How do you read it?”
He said in reply,
“You shall love the Lord, your God,
with all your heart,
with all your being,
with all your strength,
and with all your mind,
and your neighbor as yourself.”
He replied to him, “You have answered correctly;
do this and you will live.”
– Luke 10: 25-28
What does it mean to love your neighbor? I argue this: to want what is best for them, to treat them justly and well, to keep your heart open to them. To whom do we own this love? In my estimation: everyone. One thing I know for sure: it’s not easy.
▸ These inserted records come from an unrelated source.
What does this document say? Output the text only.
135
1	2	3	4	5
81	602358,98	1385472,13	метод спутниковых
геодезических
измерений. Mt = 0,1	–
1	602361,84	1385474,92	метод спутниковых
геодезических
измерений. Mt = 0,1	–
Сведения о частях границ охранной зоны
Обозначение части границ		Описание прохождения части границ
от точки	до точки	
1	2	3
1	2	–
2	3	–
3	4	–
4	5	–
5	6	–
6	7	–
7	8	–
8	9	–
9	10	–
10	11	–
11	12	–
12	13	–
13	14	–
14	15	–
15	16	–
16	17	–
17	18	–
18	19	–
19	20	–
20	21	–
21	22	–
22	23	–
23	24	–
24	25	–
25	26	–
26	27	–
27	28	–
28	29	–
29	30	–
I tend toward frustration – it’s terrible to admit, but true. I often don’t want to give the benefit of the doubt, I am quick to offense and judgment, and too easy with a cutting remark. It has taken time and discipline to love my neighbor more. Here is what has helped.
Don’t wall yourself off
Bryan Stevenson, founder of the Equal Justice Initiative, often talks about being “proximate” to those who are suffering in order to better know and serve them. Simply interacting with others opens my heart. When I spent a summer with Scripture a few years ago and was compelled to take more seriously God’s call to care for the poor, I began having far more interactions with people asking for money at intersections. This continued to change me and what began as an intellectual understanding of God’s command turned into a more affective outpouring of generosity.
Fake it until you make it
Even if you don’t feel love, you can still do love. The works of mercy are a good start, as are most of the other suggestions in the Gospel. No matter how much someone is annoying you in a Facebook thread, show patience and prudence by not taking the bait. Bite your tongue when you can, and if you must speak up, do so with charity. The feeling of affection you can have for people is great, but it’s absence is not an excuse to behave in an unloving way. We have far more control over behavior than over feelings.
Make a choice
My first few years of teaching I took the instruction about maintaining boundaries very seriously, and didn’t allow myself to open up to or connect with my students. It made me a pretty bad teacher. Once I made the choice to care for them more lovingly – within boundaries that were appropriate but not harsh – I grew as an educator.
Pray, pray, pray
One of the least glamourous but most effective ways I have found to grow in love? Pray daily for whomever is testing me. It doesn’t have to be elaborate; just a momentary opening of my heart to the other person and genuine wish for what is best for them. It goes against every bit of the very human satisfaction we feel in being wounded and put-upon, but it works.
The question is do you (do I) want to love your neighbor? I hope so, but I also recognize that being smug, angry, superior, and snarky can feel really satisfying in the short term. So the first commitment we make is to wanting to love, and the rest of the commitments follow.
Additional suggestions? Please share!